遅めの朝に目が覚める。時代劇の再放送を見て、早目の昼飯を食べてから、家を出る。古書往来座の前を通り、何かしている瀬戸さんと話すこともある。画材が足りないときはそのまま明治通りを池袋まで歩き、世界堂で用を足す。画材が足りているときは池袋には寄らず、まっすぐアトリエを目指す。途中、図書館に寄ることもある。1階の大人の本の棚の間をぶらりと1周し、適当な本をみつくろい、借りて出る。字ばかりの本はここでは借りない。アトリエで見る本は、なるべく絵や写真の多い、見て楽しめる本がいい。借りた本を抱えてアトリエに行く。1階の受付で鍵を受け取り、自販機で冷たいお茶を買う。アトリエの入り口の引き戸を開ける。前の日、遅くまで誰かが描いていれば、アトリエの中にはまだクーラーの冷気がひんやりと残る。

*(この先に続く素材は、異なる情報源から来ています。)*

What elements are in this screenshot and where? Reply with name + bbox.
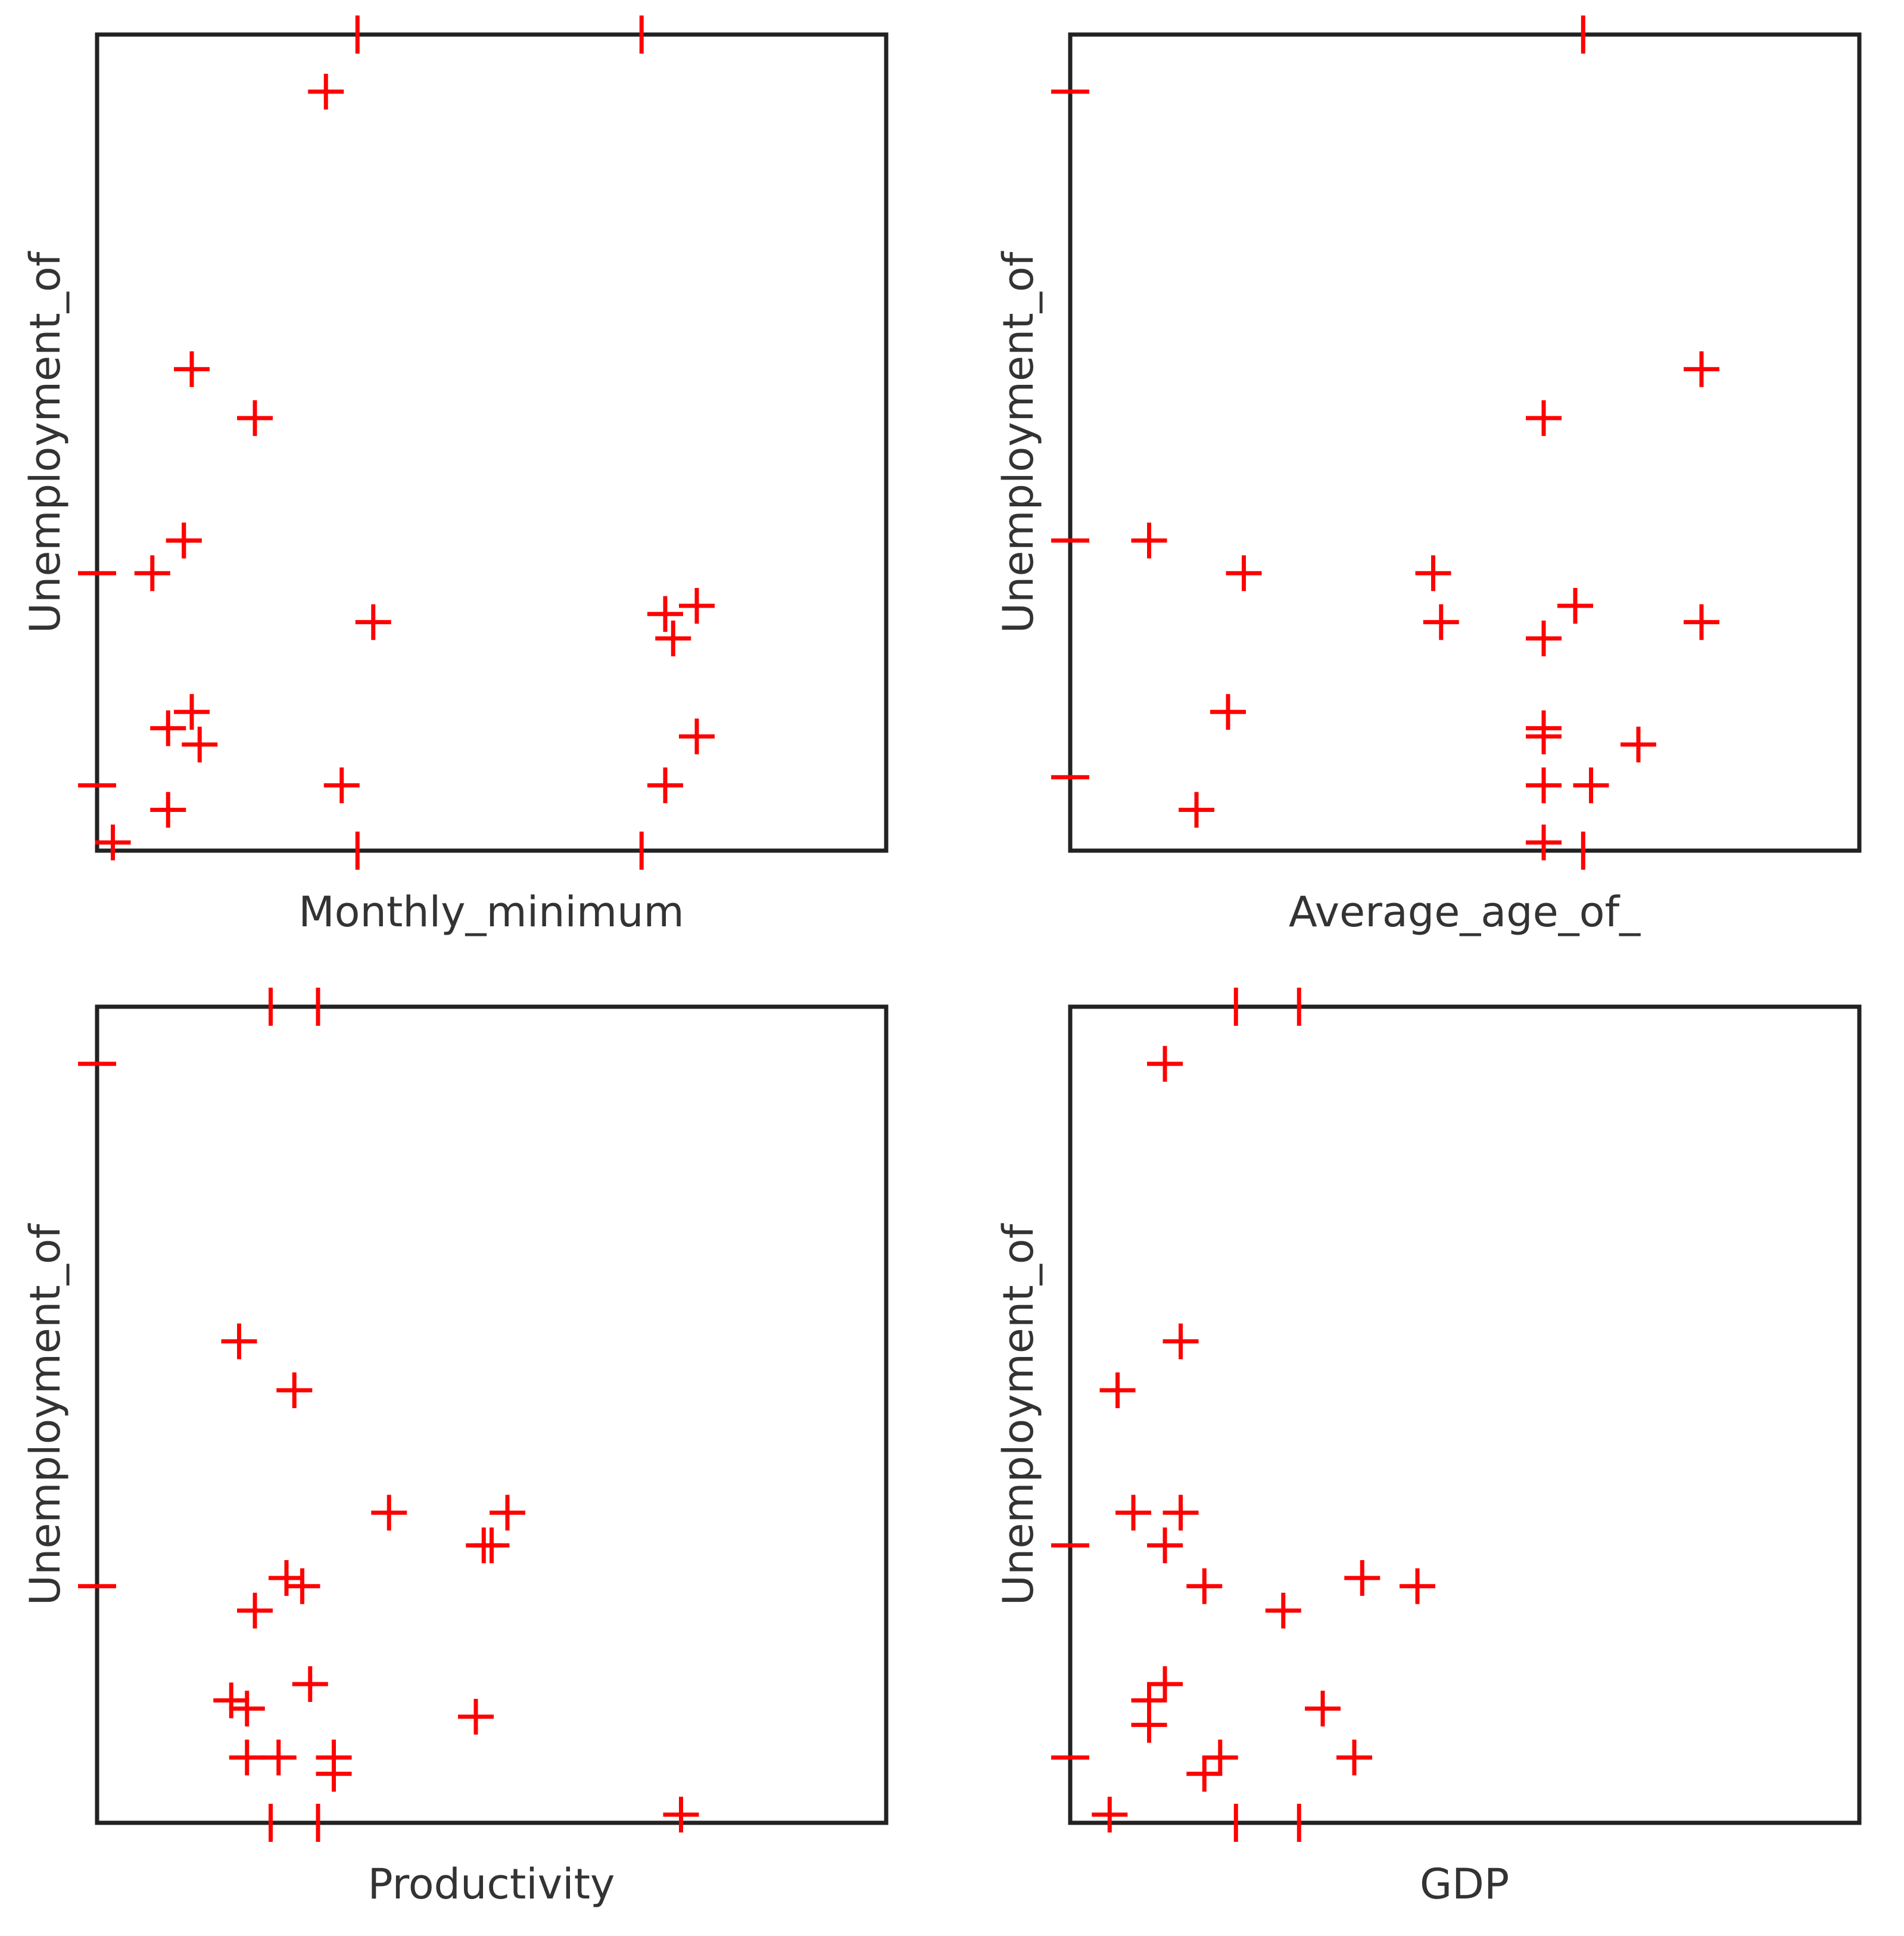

前の日、誰も使っていなければ、西日がさすこの部屋は、戸を開けた瞬間からむっと暑い。リモコンでクーラーをつける。ぶおん、と頭の上で大きな音がし、冷たい風が流れ出す。Tシャツを脱ぎ、ジーパンを脱ぎ、絵を描く用の服に着替える。カーテンを開ける。窓の外に広がる空と桜の木を見る。拾ってきた椅子に座り、借りてきた本をパラパラと見る。冷たいお茶をひとくち飲む。さて今日は、どんな絵を描こうか。